Echo lines are a wonderful way to fill the empty spaces between the shapes on your quilt tops. Here, Andi Perejda (instructor of the online Craftsy class Hand-Quilting: Heirloom Design and Technique), demonstrates how to create these echo lines, and with it visual interest and depth.
Hi, I’m Andi Perejda, hand-quilting instructor for Craftsy.com. I’m here to show you how to make echo lines between different objects on your quilt top.
Okay, so let’s just draw a potential quilting motif here on the paper. Let’s draw the edge of an oak leaf like so. And it continues off this way. Then we’ll put a little flower over here. And we’ll put another round shape over here. So how do we echo in between these different motifs?
Well, we start out echoing each one individually, like so. And you can see they continue off in another direction for each one of these. So it’s not a closed area in here. It’s an open area. And here. Okay? So we continue to do this as we approach the center. We have to make a few decisions about how to bring these lines together so that they look graceful.
Now, here we’re finding that this is getting pretty narrow. So instead of continuing this line, I’m going to stop it right now. And I’m going to bring in a line around this one, this shape. So now we have three lines, one two three, around each piece. And we see that we can’t really continue this line in here unless we reduce the spacing. So in order to keep the spacing about the same, we’re going to go like so. Now here again, it gets narrow again. So I’m going to reverse direction and go to here, and go to here, and go to here. And so forth, until I find that, really, the space is getting reduced so much, I’ll just end it like that. Then we can pick up and quilt here, and here, and maybe here, this small little area. And another here. And so that is how you fill an area between motifs that is open and continues on in other spaces.
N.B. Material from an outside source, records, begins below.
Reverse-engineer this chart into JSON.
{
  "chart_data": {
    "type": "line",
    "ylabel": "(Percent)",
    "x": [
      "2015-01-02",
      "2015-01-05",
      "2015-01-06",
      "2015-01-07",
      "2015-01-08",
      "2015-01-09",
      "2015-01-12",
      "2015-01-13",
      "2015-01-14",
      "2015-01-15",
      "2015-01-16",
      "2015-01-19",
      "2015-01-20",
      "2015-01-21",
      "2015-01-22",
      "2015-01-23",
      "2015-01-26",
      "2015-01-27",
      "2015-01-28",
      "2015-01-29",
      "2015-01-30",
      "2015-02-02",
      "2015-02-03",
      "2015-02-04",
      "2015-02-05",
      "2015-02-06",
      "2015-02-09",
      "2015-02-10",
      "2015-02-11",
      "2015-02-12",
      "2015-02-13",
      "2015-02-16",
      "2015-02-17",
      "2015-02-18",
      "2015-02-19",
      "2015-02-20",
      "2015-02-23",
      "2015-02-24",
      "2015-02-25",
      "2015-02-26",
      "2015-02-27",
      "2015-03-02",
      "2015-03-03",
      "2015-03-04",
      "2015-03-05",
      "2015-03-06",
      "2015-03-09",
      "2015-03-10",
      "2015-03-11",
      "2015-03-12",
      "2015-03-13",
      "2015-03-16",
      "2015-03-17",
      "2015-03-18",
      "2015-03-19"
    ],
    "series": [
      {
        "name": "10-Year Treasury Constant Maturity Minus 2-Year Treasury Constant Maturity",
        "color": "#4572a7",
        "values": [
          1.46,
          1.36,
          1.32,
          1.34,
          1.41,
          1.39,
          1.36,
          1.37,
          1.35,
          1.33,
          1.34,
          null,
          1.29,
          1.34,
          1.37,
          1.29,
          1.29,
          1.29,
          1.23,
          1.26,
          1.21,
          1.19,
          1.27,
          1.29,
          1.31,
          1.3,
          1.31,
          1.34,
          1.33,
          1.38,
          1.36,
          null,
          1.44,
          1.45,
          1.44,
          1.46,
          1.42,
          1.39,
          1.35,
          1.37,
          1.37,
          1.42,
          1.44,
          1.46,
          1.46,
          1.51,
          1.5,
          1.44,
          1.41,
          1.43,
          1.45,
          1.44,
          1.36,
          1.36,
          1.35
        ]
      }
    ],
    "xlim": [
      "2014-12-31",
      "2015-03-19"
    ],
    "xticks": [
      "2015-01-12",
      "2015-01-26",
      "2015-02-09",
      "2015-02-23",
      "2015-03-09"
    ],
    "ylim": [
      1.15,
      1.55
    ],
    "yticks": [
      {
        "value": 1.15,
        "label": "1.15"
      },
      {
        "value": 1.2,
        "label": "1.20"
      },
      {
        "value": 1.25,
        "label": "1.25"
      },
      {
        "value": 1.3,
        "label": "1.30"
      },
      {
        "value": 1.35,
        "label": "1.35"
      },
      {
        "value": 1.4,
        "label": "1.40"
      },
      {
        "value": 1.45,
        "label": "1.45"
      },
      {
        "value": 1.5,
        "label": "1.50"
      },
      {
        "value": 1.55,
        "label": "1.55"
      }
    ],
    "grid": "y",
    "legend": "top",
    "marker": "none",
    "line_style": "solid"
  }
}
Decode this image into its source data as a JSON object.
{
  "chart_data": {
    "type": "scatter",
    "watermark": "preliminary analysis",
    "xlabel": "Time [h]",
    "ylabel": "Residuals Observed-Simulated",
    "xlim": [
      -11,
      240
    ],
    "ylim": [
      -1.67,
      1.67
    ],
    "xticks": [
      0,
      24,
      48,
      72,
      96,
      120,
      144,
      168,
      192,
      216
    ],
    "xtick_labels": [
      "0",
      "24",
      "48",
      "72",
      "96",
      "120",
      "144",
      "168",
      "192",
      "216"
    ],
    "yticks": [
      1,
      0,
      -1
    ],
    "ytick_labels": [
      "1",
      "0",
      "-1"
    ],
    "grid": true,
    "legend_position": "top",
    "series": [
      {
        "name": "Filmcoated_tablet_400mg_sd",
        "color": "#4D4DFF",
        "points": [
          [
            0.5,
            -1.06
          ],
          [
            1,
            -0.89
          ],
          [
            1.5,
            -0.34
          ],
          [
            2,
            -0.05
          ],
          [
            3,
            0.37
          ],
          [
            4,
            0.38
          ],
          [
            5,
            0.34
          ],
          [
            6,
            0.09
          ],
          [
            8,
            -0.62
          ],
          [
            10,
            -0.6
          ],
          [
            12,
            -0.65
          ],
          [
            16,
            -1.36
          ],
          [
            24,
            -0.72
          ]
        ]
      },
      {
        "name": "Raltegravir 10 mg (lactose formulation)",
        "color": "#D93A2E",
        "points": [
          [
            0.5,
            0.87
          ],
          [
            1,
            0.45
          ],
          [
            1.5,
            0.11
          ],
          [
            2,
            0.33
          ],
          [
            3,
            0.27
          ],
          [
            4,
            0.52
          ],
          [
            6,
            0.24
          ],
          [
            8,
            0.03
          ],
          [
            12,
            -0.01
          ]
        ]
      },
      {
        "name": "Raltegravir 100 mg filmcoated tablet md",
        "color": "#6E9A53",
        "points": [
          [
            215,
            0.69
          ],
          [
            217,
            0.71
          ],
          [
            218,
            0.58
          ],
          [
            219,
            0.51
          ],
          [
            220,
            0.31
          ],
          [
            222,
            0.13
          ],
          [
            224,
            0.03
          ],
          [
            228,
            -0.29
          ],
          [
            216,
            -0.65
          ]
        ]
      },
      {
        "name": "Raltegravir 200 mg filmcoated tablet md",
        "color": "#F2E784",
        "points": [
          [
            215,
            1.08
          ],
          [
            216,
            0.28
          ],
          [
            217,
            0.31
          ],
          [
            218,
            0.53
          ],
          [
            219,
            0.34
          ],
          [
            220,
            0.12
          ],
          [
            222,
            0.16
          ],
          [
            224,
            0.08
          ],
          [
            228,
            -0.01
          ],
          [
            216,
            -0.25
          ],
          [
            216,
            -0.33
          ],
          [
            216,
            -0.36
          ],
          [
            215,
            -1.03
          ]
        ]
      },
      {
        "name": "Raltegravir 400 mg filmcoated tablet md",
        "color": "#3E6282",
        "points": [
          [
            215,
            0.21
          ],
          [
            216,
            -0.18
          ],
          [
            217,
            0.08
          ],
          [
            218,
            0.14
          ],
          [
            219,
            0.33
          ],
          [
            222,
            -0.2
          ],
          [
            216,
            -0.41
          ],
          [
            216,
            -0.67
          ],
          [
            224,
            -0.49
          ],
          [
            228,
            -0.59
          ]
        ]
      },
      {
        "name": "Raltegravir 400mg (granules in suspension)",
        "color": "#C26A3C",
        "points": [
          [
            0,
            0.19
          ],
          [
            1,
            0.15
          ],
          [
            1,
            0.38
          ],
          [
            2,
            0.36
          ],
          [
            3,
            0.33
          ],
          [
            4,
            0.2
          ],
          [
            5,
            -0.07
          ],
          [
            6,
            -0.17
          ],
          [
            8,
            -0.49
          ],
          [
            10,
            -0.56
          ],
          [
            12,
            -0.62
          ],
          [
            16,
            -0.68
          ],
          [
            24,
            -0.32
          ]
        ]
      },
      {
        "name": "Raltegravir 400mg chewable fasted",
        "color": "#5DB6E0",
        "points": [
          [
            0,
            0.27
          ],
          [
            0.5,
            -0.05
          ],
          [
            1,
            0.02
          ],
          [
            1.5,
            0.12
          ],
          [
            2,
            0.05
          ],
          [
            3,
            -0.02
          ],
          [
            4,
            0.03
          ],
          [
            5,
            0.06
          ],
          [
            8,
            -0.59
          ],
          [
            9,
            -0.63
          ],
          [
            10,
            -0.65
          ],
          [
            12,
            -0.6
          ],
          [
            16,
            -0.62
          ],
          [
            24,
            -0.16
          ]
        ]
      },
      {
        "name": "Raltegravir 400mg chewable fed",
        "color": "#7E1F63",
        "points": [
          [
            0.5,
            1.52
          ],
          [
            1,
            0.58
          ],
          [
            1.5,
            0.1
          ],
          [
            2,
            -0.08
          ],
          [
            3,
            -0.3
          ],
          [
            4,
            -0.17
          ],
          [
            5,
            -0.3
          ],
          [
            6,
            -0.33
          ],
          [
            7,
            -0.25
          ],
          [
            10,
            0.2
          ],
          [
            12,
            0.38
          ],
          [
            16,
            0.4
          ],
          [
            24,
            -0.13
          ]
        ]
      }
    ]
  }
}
So here’s an example on a real quilt. This is my breadfruit quilt. You can see in this area, we have the leaves of the breadfruit coming in, a breadfruit fruit, and more leaves, and how I’ve filled it in with my wuilting stitches. I’ve gone around each piece. It’s open out here to another area. And I’ve just continued to fill it one line at a time. And actually, the ending stitches don’t even touch this line, they actually stop right there.